Mais au-delà du simple caprice visuel, le grand bac d’orangerie répond à une mission vitale : il représente le seul microcosme dont l’arbre dépendra pour s’hydrater, respirer, et se protéger du choc thermique mortel. Entre classicisme de terre et d’ingénierie composite, l’étude des matériaux est le prélude indispensable à la réussite de la culture en hors-sol.

L’intemporelle Terre Cuite de Luxe : Anduze et Toscane

Les vastes poteries en terre cuite italienne d’Impruneta ou les colossaux vases d’Anduze français émaillés sont le summum absolu du chic paysager classique. Leur atout fondamental ne se situe pourtant pas dans leurs délicates guirlandes, mais dans les propriétés intrinsèques de l’argile cuite à haute température : la porosité microscopique.

Un grand pot en terre cuite véritable “respire”. Lors des lourdes intempéries, il évacue l’humidité excédentaire par capillarité vers l’air extérieur. Et, en pleine canicule, la lente évaporation de l’eau à travers ses parois crée un effet de “frigo naturel” qui refroidit spectaculairement le système racinaire de votre agrume. C’est le Graal absolu pour cultiver un citronnier en pot sans jamais risquer l’asphyxie.

Leur défaut ? Un poids colossal (parfois 150 kg à vide) qui contraint à des manutentions dantesques au transpalette pour l’hivernage, et une sensibilité fatale au gel intense de l’Est si la terre cuite vient à geler alors qu’elle est gorgée d’eau (risque d’éclatement).

Les Bacs d’Orangerie classiques en Bois Peint

Signature des parcs du château de Versailles, le véritable bac d’orangerie (composé de quatre panneaux de chêne amovibles enclavés dans une armature métallique robuste) reste le produit professionnel le plus abouti pour la survie des arbres exceptionnels. Il offre un avantage unique au monde : la capacité de démonter un seul panneau latéral pour changer le terreau appauvri sans avoir à extirper l’arbre immense de son pot à l’aide d’une grue.

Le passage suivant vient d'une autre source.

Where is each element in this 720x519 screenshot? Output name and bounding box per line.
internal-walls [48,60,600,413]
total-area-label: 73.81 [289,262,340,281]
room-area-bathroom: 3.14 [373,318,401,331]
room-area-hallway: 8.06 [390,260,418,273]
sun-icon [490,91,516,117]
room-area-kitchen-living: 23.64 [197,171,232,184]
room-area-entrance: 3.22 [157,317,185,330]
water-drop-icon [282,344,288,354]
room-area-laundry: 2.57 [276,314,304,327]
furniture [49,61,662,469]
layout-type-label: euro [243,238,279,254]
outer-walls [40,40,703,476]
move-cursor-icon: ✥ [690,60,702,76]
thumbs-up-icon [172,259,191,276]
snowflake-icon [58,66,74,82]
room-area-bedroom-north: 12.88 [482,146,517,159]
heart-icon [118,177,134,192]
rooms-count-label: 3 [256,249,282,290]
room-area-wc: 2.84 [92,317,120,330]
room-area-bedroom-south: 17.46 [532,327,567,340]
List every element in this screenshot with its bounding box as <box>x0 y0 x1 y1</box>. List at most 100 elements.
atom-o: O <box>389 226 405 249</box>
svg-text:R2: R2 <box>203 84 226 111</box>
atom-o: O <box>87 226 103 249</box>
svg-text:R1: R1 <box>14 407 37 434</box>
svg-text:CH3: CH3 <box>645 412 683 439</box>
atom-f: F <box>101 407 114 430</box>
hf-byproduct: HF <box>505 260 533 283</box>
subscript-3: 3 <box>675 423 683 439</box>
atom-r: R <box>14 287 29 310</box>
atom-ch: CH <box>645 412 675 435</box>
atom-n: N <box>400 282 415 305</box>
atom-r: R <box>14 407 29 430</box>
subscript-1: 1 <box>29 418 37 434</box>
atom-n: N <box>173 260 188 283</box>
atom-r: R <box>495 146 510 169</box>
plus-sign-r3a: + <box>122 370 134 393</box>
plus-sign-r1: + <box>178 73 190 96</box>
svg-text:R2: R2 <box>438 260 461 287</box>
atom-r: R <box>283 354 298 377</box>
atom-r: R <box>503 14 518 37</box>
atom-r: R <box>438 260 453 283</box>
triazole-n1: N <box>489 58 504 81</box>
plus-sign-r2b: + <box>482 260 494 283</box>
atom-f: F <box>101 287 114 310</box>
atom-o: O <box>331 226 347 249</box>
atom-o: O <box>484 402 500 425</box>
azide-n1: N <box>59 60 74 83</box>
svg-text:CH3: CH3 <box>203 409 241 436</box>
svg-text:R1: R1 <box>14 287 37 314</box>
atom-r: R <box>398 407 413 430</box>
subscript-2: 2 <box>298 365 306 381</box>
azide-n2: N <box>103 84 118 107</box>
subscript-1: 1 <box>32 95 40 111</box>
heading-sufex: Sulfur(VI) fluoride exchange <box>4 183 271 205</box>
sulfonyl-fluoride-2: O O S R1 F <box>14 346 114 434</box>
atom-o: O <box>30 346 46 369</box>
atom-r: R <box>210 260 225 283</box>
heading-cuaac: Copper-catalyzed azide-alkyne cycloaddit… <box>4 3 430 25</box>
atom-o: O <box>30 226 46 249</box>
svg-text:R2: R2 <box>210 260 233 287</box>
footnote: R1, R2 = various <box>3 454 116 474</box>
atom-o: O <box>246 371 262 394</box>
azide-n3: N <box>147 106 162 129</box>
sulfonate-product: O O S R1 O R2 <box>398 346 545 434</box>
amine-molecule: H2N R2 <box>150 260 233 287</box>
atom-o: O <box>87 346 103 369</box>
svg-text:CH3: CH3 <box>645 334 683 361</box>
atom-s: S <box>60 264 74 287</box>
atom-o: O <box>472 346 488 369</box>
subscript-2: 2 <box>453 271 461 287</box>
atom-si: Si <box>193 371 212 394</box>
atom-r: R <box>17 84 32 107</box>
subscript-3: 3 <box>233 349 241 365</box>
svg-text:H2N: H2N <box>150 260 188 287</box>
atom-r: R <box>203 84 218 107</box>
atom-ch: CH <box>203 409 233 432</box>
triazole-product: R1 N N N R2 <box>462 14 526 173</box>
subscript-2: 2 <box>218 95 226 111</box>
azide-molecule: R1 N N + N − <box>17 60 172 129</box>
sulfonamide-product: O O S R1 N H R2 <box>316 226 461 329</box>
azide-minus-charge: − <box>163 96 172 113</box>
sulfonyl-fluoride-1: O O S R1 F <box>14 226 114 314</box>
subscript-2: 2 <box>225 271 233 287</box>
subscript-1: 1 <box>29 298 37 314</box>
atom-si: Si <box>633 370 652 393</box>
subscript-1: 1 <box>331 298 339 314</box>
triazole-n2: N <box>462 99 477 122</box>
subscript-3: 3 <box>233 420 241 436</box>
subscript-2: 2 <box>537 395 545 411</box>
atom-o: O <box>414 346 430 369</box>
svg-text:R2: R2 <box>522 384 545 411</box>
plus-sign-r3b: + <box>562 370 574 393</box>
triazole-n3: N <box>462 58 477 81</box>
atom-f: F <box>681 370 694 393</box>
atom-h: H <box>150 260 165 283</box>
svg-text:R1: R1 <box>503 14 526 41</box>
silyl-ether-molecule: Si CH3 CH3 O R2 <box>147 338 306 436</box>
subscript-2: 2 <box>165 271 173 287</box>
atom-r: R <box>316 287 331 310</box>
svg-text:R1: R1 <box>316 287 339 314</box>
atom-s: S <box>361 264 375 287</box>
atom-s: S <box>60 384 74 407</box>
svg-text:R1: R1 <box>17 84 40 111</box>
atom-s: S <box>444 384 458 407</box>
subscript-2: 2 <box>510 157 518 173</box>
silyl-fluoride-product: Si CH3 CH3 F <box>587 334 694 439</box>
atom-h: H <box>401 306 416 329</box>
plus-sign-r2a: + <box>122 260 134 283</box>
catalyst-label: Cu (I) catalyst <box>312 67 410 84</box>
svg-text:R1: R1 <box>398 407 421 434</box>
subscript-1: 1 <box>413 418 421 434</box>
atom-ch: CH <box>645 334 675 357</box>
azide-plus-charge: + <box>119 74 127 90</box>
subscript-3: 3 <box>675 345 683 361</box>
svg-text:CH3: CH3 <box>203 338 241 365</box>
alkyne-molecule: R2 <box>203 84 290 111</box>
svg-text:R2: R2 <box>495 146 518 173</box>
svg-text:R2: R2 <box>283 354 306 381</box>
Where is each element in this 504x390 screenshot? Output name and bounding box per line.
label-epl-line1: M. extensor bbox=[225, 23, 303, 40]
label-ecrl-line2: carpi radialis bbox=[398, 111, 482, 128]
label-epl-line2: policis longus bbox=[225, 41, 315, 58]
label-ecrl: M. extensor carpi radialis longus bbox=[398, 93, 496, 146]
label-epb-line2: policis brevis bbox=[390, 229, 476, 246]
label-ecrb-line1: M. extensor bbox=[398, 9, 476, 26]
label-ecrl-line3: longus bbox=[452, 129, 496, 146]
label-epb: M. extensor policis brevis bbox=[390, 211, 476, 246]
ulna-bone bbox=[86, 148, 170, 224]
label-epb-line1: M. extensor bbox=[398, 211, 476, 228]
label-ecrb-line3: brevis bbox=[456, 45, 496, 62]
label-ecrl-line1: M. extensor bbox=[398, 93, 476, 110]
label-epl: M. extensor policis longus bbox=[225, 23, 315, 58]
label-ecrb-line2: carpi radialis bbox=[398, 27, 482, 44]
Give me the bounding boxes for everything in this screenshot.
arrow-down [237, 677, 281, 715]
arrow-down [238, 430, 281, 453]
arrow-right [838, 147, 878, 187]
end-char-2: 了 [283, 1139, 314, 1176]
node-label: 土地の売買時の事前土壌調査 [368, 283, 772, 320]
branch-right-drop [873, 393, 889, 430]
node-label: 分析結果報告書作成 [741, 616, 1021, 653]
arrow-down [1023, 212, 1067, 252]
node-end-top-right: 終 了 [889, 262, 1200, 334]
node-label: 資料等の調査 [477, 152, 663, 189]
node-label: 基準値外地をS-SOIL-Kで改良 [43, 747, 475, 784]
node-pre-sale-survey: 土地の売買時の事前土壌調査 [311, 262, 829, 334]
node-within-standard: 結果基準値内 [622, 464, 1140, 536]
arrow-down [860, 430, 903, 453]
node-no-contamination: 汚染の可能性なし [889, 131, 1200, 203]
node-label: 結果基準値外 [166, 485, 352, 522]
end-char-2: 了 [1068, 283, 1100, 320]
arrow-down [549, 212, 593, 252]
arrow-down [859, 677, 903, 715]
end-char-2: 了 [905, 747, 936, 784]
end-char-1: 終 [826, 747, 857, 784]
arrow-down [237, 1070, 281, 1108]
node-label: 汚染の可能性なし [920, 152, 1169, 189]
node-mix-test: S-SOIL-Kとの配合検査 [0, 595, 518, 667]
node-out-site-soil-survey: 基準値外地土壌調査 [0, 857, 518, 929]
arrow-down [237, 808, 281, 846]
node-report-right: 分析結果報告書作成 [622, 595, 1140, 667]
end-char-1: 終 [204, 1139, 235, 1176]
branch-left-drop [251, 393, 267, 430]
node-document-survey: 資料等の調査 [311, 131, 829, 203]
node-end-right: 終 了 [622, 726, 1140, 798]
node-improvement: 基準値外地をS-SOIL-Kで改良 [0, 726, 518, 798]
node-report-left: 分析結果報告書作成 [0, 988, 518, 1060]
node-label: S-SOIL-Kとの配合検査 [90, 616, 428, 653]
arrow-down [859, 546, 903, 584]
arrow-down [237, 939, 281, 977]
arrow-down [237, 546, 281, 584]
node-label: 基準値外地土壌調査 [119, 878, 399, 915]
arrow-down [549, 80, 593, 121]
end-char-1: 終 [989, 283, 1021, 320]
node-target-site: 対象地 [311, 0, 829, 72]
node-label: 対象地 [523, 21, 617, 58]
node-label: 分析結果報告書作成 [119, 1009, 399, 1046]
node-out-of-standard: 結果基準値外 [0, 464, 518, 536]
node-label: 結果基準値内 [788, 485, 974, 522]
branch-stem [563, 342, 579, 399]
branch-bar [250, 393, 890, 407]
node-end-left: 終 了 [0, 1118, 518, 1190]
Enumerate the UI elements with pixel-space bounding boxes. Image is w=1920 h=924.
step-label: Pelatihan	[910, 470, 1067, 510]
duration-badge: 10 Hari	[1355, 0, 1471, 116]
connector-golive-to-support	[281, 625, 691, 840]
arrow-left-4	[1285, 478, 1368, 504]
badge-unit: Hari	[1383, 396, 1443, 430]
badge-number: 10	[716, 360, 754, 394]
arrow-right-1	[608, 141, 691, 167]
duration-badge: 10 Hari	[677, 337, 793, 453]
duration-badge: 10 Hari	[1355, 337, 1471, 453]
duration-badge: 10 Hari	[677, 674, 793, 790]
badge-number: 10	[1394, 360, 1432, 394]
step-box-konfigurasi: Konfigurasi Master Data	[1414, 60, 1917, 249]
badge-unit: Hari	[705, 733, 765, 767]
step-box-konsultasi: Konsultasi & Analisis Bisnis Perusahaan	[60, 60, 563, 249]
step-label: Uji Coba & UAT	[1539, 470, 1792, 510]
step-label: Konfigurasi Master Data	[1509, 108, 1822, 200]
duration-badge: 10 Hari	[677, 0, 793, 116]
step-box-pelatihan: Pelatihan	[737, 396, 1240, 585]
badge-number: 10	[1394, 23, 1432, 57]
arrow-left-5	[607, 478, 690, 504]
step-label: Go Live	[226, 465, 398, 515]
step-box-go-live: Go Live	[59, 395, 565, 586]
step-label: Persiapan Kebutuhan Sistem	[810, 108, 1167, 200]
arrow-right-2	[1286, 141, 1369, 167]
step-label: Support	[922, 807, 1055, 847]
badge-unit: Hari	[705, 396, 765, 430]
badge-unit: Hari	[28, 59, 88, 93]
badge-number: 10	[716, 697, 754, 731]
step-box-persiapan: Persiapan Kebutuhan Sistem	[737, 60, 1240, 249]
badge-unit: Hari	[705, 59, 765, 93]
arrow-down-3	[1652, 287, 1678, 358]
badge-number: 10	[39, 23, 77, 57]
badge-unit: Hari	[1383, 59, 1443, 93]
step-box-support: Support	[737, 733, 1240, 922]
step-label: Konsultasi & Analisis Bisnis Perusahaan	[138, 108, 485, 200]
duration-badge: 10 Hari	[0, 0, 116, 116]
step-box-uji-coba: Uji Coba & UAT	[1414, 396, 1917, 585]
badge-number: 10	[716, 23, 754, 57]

Les versions métalliques assurent une rigidité structurelle impressionnante lors des déplacements en fin de saison. Si la version d’époque demande un entretien fastidieux, les déclinaisons modernes en bois exotique recouvert de Tôle galvanisée peinte à l’époxy vert forêt combinent esthétique du XVIIe siècle et la durabilité d’une charpente en acier.

Le Conseil du Pépiniériste

La sur-taille : pire erreur de l’amateur. Il est tentant d’acheter une jarre gigantesque de 250 litres pour y placer un jeune citronnier acheté dans un pot de 10 litres, pensant lui “laisser la place de grandir”. C’est l’asphyxie garantie : les frêles racines ne boiront jamais assez d’eau, et les centaines de kilos de terreau moite autour stagneront et pourriront. Le nouveau pot ne doit jamais excéder le volume de l’ancien de plus de 20%.

La Révolution des Fibre-ciments et Résines Composites

L’avènement des résines polyéthers et du fibrociment haute densité a bouleversé l’architecture des grandes terrasses contemporaines. Permettant des moulages géométriques immenses, des arrêtes tranchantes et rectilignes (rectangles séparateurs de 2 mètres de long sur 1 mètre de haut), le bac composite est incontournable sur un vaste platelage en béton banché ou en composite gris anthracite.

Ils sont légers (avant remplissage de terre), ultra-résistants, ne craquent pas au gel et offrent une finition étanche spectaculaire du blanc glacier au noir carbone mat. Cependant, cette imperméabilité stricte prive les racines de toute respiration latérale (contrairement à la terre cuite). Il sera impérieux de remplir le premier quart du pot (jusqu’à 20 cm) d’une épaisse couche de billes d’argiles ou de pouzzolane pour s’assurer que l’eau lourde des averses d’automne ne vienne jamais noyer votre arbre irréversiblement sous sa propre chape.